In Krista’s opinion, the key to achieving anything is confidence.  She believes that confidence in just one thing can change a perspective and foster success in other areas of life as well. 

“I have been through every life experience you can think of just by learning to fish, and all of it has made me more confident,” she said. “I tell my customers that there is no such thing on my boat as a dumb question, and there are no failures while we are on the water, only lessons.”

Krista became a student herself again last fall when she participated in the Bassmaster® Redfish Cup for the very first time with co-angler and Yamaha pro Scott Canterbury. 

“I learned so much during the Redfish Cup. This was my very first time fishing a major tournament and the pressure is extreme. I’m used to being required to catch fish during four-hour time slots in my home waters, but fishing from a new location was eye opening and challenging.

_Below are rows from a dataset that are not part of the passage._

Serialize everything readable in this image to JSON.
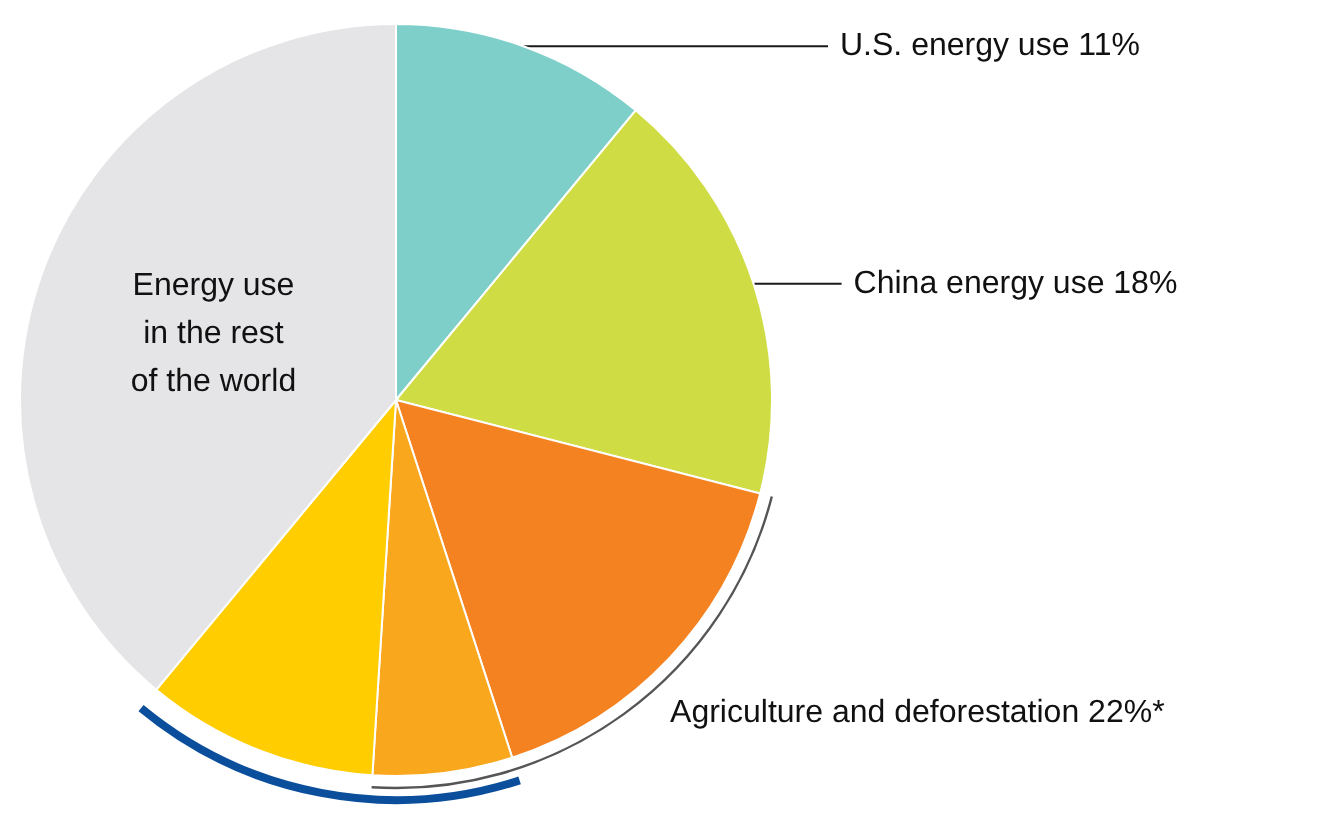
{
  "chart_data": {
    "type": "pie",
    "categories": [
      "U.S. energy use 11%",
      "China energy use 18%",
      "Agriculture and deforestation 22%*",
      null,
      null,
      "Energy use\nin the rest\nof the world"
    ],
    "values": [
      11,
      18,
      16,
      6,
      10,
      39
    ],
    "colors": [
      "#7ecfc9",
      "#cfdc44",
      "#f58220",
      "#f9a71c",
      "#ffcd00",
      "#e5e5e7"
    ],
    "legend": false
  }
}
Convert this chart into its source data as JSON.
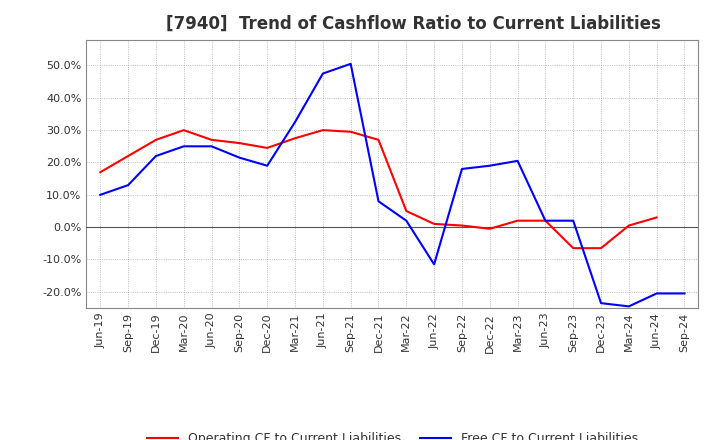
{
  "title": "[7940]  Trend of Cashflow Ratio to Current Liabilities",
  "x_labels": [
    "Jun-19",
    "Sep-19",
    "Dec-19",
    "Mar-20",
    "Jun-20",
    "Sep-20",
    "Dec-20",
    "Mar-21",
    "Jun-21",
    "Sep-21",
    "Dec-21",
    "Mar-22",
    "Jun-22",
    "Sep-22",
    "Dec-22",
    "Mar-23",
    "Jun-23",
    "Sep-23",
    "Dec-23",
    "Mar-24",
    "Jun-24",
    "Sep-24"
  ],
  "operating_cf": [
    0.17,
    0.22,
    0.27,
    0.3,
    0.27,
    0.26,
    0.245,
    0.275,
    0.3,
    0.295,
    0.27,
    0.05,
    0.01,
    0.005,
    -0.005,
    0.02,
    0.02,
    -0.065,
    -0.065,
    0.005,
    0.03,
    null
  ],
  "free_cf": [
    0.1,
    0.13,
    0.22,
    0.25,
    0.25,
    0.215,
    0.19,
    0.325,
    0.475,
    0.505,
    0.08,
    0.02,
    -0.115,
    0.18,
    0.19,
    0.205,
    0.02,
    0.02,
    -0.235,
    -0.245,
    -0.205,
    -0.205
  ],
  "ylim": [
    -0.25,
    0.58
  ],
  "yticks": [
    -0.2,
    -0.1,
    0.0,
    0.1,
    0.2,
    0.3,
    0.4,
    0.5
  ],
  "operating_color": "#FF0000",
  "free_color": "#0000FF",
  "background_color": "#FFFFFF",
  "grid_color": "#AAAAAA",
  "title_fontsize": 12,
  "tick_fontsize": 8,
  "legend_fontsize": 9,
  "title_color": "#333333"
}
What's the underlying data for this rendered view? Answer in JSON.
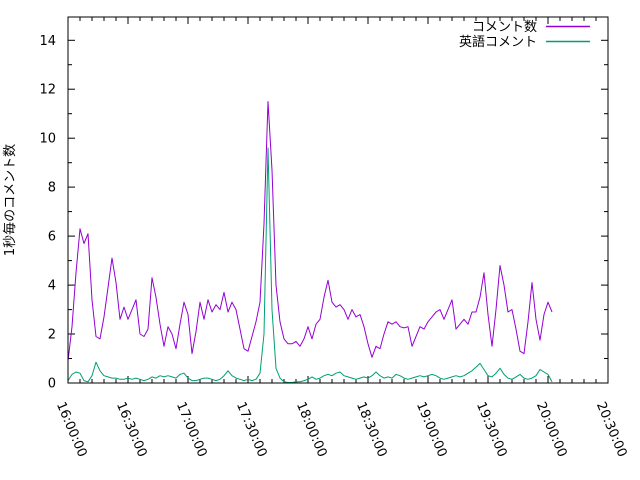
{
  "window": {
    "background": "#ffffff",
    "axis_color": "#000000"
  },
  "chart_data": {
    "type": "line",
    "title": "",
    "xlabel": "",
    "ylabel": "1秒毎のコメント数",
    "grid": false,
    "legend_position": "top-right-inside",
    "x_start": "16:00:00",
    "x_step_minutes": 2,
    "x_axis": {
      "tick_labels": [
        "16:00:00",
        "16:30:00",
        "17:00:00",
        "17:30:00",
        "18:00:00",
        "18:30:00",
        "19:00:00",
        "19:30:00",
        "20:00:00",
        "20:30:00"
      ],
      "major_interval_minutes": 30,
      "minor_interval_minutes": 6,
      "range_minutes": [
        0,
        270
      ],
      "label_rotation_deg": 67
    },
    "y_axis": {
      "tick_labels": [
        "0",
        "2",
        "4",
        "6",
        "8",
        "10",
        "12",
        "14"
      ],
      "major_interval": 2,
      "minor_interval": 1,
      "range": [
        0,
        14.95
      ]
    },
    "series": [
      {
        "name": "コメント数",
        "color": "#9400D3",
        "values": [
          0.9,
          2.3,
          4.5,
          6.3,
          5.7,
          6.1,
          3.4,
          1.9,
          1.8,
          2.7,
          3.9,
          5.1,
          4.1,
          2.6,
          3.1,
          2.6,
          3.0,
          3.4,
          2.0,
          1.9,
          2.2,
          4.3,
          3.5,
          2.4,
          1.5,
          2.3,
          2.0,
          1.4,
          2.4,
          3.3,
          2.8,
          1.2,
          2.1,
          3.3,
          2.6,
          3.4,
          2.9,
          3.2,
          3.0,
          3.7,
          2.9,
          3.3,
          3.0,
          2.2,
          1.4,
          1.3,
          1.9,
          2.5,
          3.3,
          6.5,
          11.5,
          8.7,
          4.0,
          2.5,
          1.8,
          1.6,
          1.6,
          1.7,
          1.5,
          1.8,
          2.3,
          1.8,
          2.4,
          2.6,
          3.5,
          4.2,
          3.3,
          3.1,
          3.2,
          3.0,
          2.6,
          3.0,
          2.7,
          2.8,
          2.3,
          1.6,
          1.05,
          1.5,
          1.4,
          2.0,
          2.5,
          2.4,
          2.5,
          2.3,
          2.25,
          2.3,
          1.5,
          1.9,
          2.3,
          2.2,
          2.5,
          2.7,
          2.9,
          3.0,
          2.6,
          3.0,
          3.4,
          2.2,
          2.4,
          2.6,
          2.4,
          2.9,
          2.9,
          3.5,
          4.5,
          2.8,
          1.5,
          3.0,
          4.8,
          4.0,
          2.9,
          3.0,
          2.2,
          1.3,
          1.2,
          2.5,
          4.1,
          2.6,
          1.75,
          2.8,
          3.3,
          2.9
        ]
      },
      {
        "name": "英語コメント",
        "color": "#009E73",
        "values": [
          0.1,
          0.35,
          0.45,
          0.4,
          0.1,
          0.05,
          0.3,
          0.85,
          0.5,
          0.3,
          0.25,
          0.2,
          0.2,
          0.15,
          0.15,
          0.2,
          0.15,
          0.2,
          0.15,
          0.1,
          0.15,
          0.25,
          0.2,
          0.3,
          0.25,
          0.3,
          0.25,
          0.2,
          0.35,
          0.4,
          0.2,
          0.1,
          0.1,
          0.15,
          0.2,
          0.2,
          0.15,
          0.1,
          0.15,
          0.3,
          0.5,
          0.3,
          0.2,
          0.15,
          0.1,
          0.15,
          0.1,
          0.15,
          0.4,
          2.0,
          9.6,
          3.0,
          0.6,
          0.2,
          0.05,
          0.02,
          0.02,
          0.05,
          0.05,
          0.1,
          0.15,
          0.25,
          0.15,
          0.2,
          0.3,
          0.35,
          0.3,
          0.4,
          0.45,
          0.3,
          0.25,
          0.2,
          0.15,
          0.2,
          0.25,
          0.2,
          0.3,
          0.45,
          0.3,
          0.2,
          0.25,
          0.2,
          0.35,
          0.3,
          0.2,
          0.15,
          0.2,
          0.25,
          0.3,
          0.25,
          0.3,
          0.35,
          0.3,
          0.2,
          0.15,
          0.2,
          0.25,
          0.3,
          0.25,
          0.3,
          0.4,
          0.5,
          0.65,
          0.8,
          0.55,
          0.3,
          0.25,
          0.4,
          0.6,
          0.35,
          0.2,
          0.15,
          0.25,
          0.35,
          0.2,
          0.15,
          0.2,
          0.3,
          0.55,
          0.45,
          0.35,
          0.05
        ]
      }
    ]
  }
}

“What I took from that experience now helps remind myself that, just like me in the tournament, my customers don’t know their surroundings when they are on my boat.
It’s all new to them. That experience made me a better teacher.”

The Redfish Cup also gave Krista a new understanding of the influence the sport of competitive fishing has on enthusiastic young fans. 


“It was amazing to see the kids come from miles around just to see these pros fish. They are like heroes to them, and I was lucky enough to spend time listening to their questions and watching legends like Scott really spend the time talking to them. It was a great reminder of the positive influence fishing can have in young lives, which is another thing I try to keep top of mind when I host families on my boat.”

Krista finds lots of teaching moments during her charters, from measuring fish with a ruler to determine whether or not they are “keepers,” to explaining more about local wildlife and the importance of environmental stewardship. This year, she plans to initiate a trash “buy back” program into her charters that include exploration of the islands. If a family fills up a trash bag while they are out looking for shells, they will get a discount on their charter fee.

The teaching phase of her career is one Krista not only enjoys, she also believes it’s in her blood as much as fishing.

“When I was a little girl, I always wanted to be a teacher like my mom, but she discouraged it,” said Krista. “Once again, you just can’t tell me not to do something. I believe the best teachers are those who still have a passion for learning themselves. I learn something every time I go out on the water.


“I tell people all the time, ‘You are going to make mistakes every time you go out there and that’s good!’ That’s where the magic is – going outside of your comfort zone and learning to love something new. I’m so lucky to have the opportunity to teach that magic every day.”